Shyamalan is a disgrace to narrative and to visual art. Let's stop that idiotic meme about "he's such a great stylist, he has such a natural way with images, it's just that his scripts are weak." He is not a great stylist. Nearly everything he has ever shown that he knows about how to make a film look interesting, he cribbed from Steven Spielberg. He is a one-trick pony: he creates foggy and foreboding atmosphere and he's pretty good about using really...slow...tracking...shots and looooooong takes to build tension. He used his tricks to great effect in The Sixth Sense, to considerably less effect in Unbreakable, and by Signs he was just hoping that nobody would notice where he scribbled out George A. Romero's name and wrote his own in thick black crayon.

I was just yesterday complaining about films that look good for no apparent reason, which is different than films that look good for a good reason, and one of the people who makes good films look very good is Christopher Doyle, who does practically no films outside of Southeast Asia, but was brought on board for this.
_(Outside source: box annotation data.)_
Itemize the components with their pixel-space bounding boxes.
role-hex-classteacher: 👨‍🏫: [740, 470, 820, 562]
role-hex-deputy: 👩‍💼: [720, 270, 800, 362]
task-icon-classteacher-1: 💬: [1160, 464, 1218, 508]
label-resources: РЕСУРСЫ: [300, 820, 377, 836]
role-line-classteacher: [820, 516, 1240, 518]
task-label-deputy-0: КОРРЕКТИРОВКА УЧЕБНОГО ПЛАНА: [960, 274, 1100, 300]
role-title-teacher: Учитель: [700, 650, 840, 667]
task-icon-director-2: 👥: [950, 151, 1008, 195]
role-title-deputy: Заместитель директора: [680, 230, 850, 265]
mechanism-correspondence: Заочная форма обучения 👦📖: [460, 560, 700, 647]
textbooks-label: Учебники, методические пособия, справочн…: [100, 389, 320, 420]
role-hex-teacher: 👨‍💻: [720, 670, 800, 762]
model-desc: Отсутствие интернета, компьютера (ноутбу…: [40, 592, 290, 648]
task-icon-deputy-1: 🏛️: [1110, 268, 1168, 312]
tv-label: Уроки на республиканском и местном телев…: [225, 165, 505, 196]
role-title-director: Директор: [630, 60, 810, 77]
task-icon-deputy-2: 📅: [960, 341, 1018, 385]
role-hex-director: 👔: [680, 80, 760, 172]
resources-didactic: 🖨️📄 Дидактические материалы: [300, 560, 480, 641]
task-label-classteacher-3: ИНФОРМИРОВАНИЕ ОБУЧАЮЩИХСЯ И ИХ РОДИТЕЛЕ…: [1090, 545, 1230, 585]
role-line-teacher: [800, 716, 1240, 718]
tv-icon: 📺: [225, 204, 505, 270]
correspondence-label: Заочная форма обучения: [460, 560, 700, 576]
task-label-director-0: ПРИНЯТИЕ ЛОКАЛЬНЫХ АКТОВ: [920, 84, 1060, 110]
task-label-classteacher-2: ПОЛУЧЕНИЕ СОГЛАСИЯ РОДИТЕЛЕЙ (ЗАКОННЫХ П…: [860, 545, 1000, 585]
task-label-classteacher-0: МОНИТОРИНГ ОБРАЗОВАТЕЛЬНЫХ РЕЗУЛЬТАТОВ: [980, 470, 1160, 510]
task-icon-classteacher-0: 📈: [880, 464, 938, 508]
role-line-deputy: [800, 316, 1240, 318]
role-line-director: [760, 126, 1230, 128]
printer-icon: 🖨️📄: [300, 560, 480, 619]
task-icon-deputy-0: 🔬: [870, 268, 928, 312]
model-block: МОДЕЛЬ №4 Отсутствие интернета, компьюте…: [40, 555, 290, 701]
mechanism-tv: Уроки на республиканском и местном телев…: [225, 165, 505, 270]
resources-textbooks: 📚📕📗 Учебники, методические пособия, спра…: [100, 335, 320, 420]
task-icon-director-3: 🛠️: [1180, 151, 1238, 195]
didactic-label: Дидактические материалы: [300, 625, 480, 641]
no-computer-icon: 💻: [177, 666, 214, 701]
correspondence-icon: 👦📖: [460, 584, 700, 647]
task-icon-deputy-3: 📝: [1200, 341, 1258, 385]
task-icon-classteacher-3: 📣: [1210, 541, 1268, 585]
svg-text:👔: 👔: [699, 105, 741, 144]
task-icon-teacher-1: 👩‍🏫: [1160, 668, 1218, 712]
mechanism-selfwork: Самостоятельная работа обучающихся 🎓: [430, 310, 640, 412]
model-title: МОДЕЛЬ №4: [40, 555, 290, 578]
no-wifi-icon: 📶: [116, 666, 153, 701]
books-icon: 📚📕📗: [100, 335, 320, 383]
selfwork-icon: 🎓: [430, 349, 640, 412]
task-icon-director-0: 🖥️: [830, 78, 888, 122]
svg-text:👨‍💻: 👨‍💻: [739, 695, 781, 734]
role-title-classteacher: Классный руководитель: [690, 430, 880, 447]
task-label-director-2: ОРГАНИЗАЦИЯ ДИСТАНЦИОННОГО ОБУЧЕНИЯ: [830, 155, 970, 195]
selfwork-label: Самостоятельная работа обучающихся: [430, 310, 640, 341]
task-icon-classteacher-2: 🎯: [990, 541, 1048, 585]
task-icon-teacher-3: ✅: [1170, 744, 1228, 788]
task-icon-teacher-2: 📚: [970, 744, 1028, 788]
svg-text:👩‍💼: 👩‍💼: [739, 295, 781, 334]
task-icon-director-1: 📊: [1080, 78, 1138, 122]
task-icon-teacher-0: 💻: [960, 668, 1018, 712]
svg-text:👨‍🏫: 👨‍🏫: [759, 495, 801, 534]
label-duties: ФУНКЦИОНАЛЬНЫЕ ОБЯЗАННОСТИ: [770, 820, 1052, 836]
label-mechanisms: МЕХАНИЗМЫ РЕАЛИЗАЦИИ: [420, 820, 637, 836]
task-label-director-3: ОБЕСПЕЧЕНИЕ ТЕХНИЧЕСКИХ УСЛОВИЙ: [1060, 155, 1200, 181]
Perhaps after all of those luxuriant Wong Kar-Wai films he decided he wanted to do something stone ugly, and that is why this film is so indifferently lit and grey. Or perhaps it is that he read the script and gave up. But this is a tediously shot film: a handful of scenes involve lighting fog and rain to decent effect, but there is hardly one frame that struck me as being nice to look at in any way. But to call Shyamalan a great stylist when he actually leeches the talent out of a very talented man is laughable, except I'm too angry to laugh.

This was an agonizing experience. Every new character that wasn't Cleveland was a cringing stereotype, and to see cringing stereotypes played by some very good actors was not a happy experience. Every plot twist was either predictable from the start of the film, or so convulted that I still do not understand what happened. If there is a single redeeming facet it is Paul Giamatti and his game attempt to bring us into Cleveland's sad and limited life. But the reason it is sad is absurd as presented (the first time I've ever laughed at the words, "he killed your wife and child") and his redemption is ordained from those soggy David Ogden Stiers word at the very start.

Lady in the Water is atrocious. And the man who wrote and directed it is an arrogant prick of the highest order. I have not had a less pleasurable time watching a movie this year. I resent that this film was ever made.




*"Narf" is also the all-purpose interjection used by Pinky, the stupid lab mouse of Animaniacs and Pinky and the Brain.




†"Scrunt" is also a very naughty word indeed.